Sri Lanka Tobacco Company Against Cigarettes Labeling
Sri Lanka’s Ceylon Tobacco Company, a unit of British American Tobacco has gone to the court of appeal against new labeling ordinances by the island’s health ministry which requires graphic labeling. “Given that the matter is before court and the outcome of the same is unclear, we cannot determine and therefore comment on the potential results of or effects thereof on the company’s future prospects at this point in time,” the firm declared in a stock exchange filing. Sri Lanka’s new cigarettes labeling regulations were published in August by the health ministry, with manufactures having to fulfil within three months.
They require companies to have pictures of a heart patient in a hospital with the message ‘Smoking Causes Heart Disease’, pictures of cancer victims with the message ‘Smoking Causes Cancer’ and a baby with the message ‘Your Smoking Makes kids ill.”

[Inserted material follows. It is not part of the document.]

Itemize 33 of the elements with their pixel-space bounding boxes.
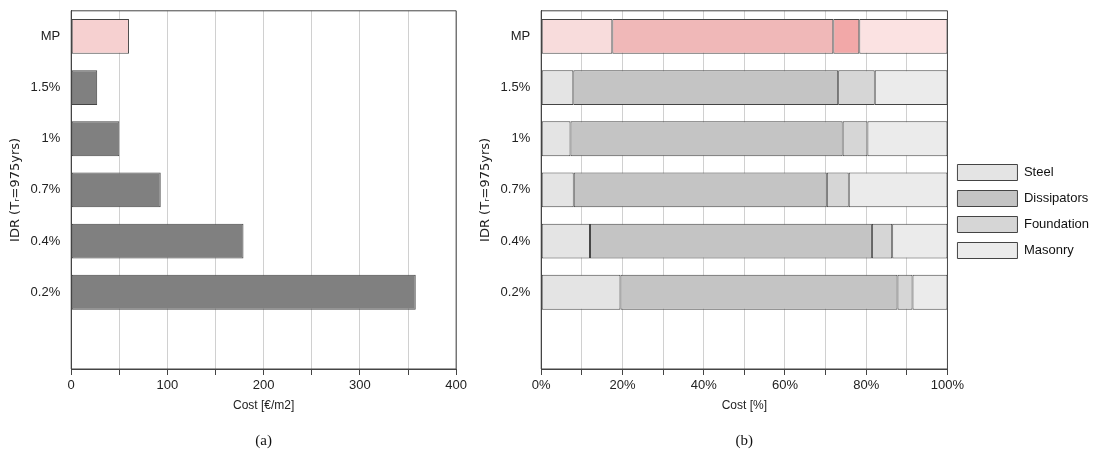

“No packet, package, carton or even label of any tobacco product shall contain any message which is false, misleading or deceptive concerning the effects or hazards on health from the use of any smoking product or from any emission increasing out of the use of any smoking product,” the rules reported.
Companies were banned from having words such as ‘low’, ‘light’, ‘ultra’, ‘mild’ or ‘extra’ that could create an impression that such a product was not harmful.
Health agencies, starting from US surgeon general’s office under Luther Terry, a former John Hopkins University professor and the World Health Organization have been in the forefront on the battle against tobacco use. Tobacco was a product ‘discovered’ by the rest of the world after European explorations of the American continent, where native Amerindians were discovered to use the tobacco.
Its widespread use came with the invention of the cigarettes making machines by James Albert Bonsack in 1880 which made them less expensive. Until then hand rolled cigs and cigars had been a so-called luxury item.